How long does company registration take in Nepal?

The complete registration process typically takes 4-6 weeks, including foreign investment approval from the Department of Industry (7-15 days) and company registration with the Office of Company Registrar (3-5 days), plus additional time for tax registration and other compliance requirements.

Do foreign directors need to be physically present in Nepal?

Foreign directors do not need to be permanently present in Nepal, but at least one director must be a resident of Nepal as per the Companies Act, 2063. Foreign directors must obtain appropriate work permits if they plan to actively manage operations.

What taxes apply to foreign-owned companies in Nepal?

Foreign-owned companies pay corporate income tax at 25%, VAT at 13%, and withholding tax on dividends at 5-10%. Additional taxes include social security contributions, customs duties on imports, and excise duties on specific products as per the Income Tax Act, 2058.

Can foreign investors repatriate profits from Nepal?

Yes, the Foreign Investment and Technology Transfer Act, 2019 guarantees the right to repatriate profits, dividends, and proceeds from share sales after paying applicable taxes. Repatriation requires Nepal Rastra Bank approval and compliance with foreign exchange regulations.

What sectors are restricted for foreign investment?

Restricted sectors include retail business under USD 5 million investment, arms and ammunition production, domestic courier services, cottage industries, and personal service businesses like barbershops. The negative list is specified in FITTA 2019 and related regulations.
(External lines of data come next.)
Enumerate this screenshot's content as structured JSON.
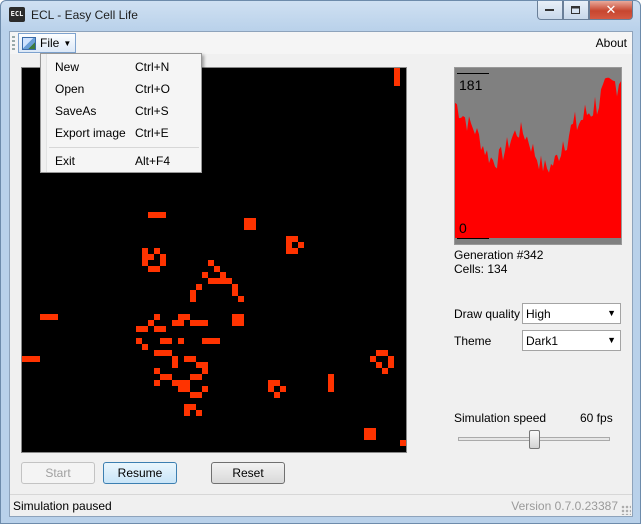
{
  "window": {
    "title": "ECL - Easy Cell Life",
    "icon_text": "ECL"
  },
  "menubar": {
    "file_label": "File",
    "about_label": "About"
  },
  "file_menu": [
    {
      "label": "New",
      "shortcut": "Ctrl+N"
    },
    {
      "label": "Open",
      "shortcut": "Ctrl+O"
    },
    {
      "label": "SaveAs",
      "shortcut": "Ctrl+S"
    },
    {
      "label": "Export image",
      "shortcut": "Ctrl+E"
    },
    {
      "label": "Exit",
      "shortcut": "Alt+F4"
    }
  ],
  "histogram": {
    "max_label": "181",
    "min_label": "0",
    "fill_color": "#ff0000",
    "background_color": "#808080"
  },
  "stats": {
    "generation": "Generation #342",
    "cells": "Cells: 134"
  },
  "settings": {
    "draw_quality_label": "Draw quality",
    "draw_quality_value": "High",
    "theme_label": "Theme",
    "theme_value": "Dark1"
  },
  "speed": {
    "label": "Simulation speed",
    "value": "60 fps"
  },
  "buttons": {
    "start": "Start",
    "resume": "Resume",
    "reset": "Reset"
  },
  "status": {
    "text": "Simulation paused",
    "version": "Version 0.7.0.23387"
  },
  "theme_colors": {
    "board_bg": "#000000",
    "cell": "#ff3300"
  }
}
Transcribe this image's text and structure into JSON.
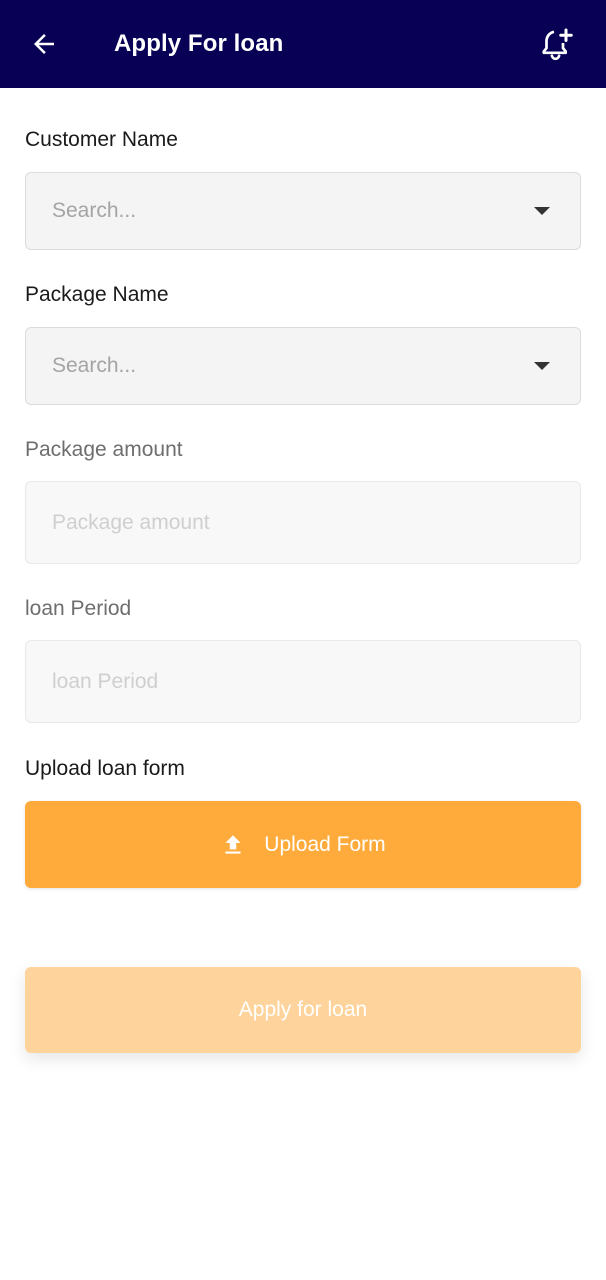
{
  "header": {
    "title": "Apply For loan",
    "back_icon": "arrow-left-icon",
    "action_icon": "bell-plus-icon",
    "background": "#070055"
  },
  "form": {
    "customer_name": {
      "label": "Customer Name",
      "placeholder": "Search...",
      "value": ""
    },
    "package_name": {
      "label": "Package Name",
      "placeholder": "Search...",
      "value": ""
    },
    "package_amount": {
      "label": "Package amount",
      "placeholder": "Package amount",
      "value": ""
    },
    "loan_period": {
      "label": "loan Period",
      "placeholder": "loan Period",
      "value": ""
    },
    "upload": {
      "label": "Upload loan form",
      "button_label": "Upload Form",
      "icon": "upload-icon",
      "color": "#ffab3c"
    }
  },
  "submit": {
    "label": "Apply for loan",
    "color": "#fed49c"
  }
}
Is a local partner mandatory for foreign investors?

A local partner is not mandatory for most sectors, as 100% foreign ownership is permitted under FITTA 2019. However, having a Nepali partner can be beneficial for market knowledge, and at least one director must be a Nepal resident.

What is the corporate tax rate in Nepal?

The standard corporate income tax rate is 25% for general industries. Special industries like manufacturing in special economic zones may receive tax holidays. Banks and financial institutions pay 30%, while certain priority sectors receive reduced rates under the Income Tax Act.

How can foreign investors protect their investment in Nepal?

Investment protection is provided through the Foreign Investment and Technology Transfer Act, bilateral investment treaties, and the Arbitration Act. Investors should register properly, maintain compliance, obtain appropriate insurance, and include dispute resolution clauses in contracts for additional protection.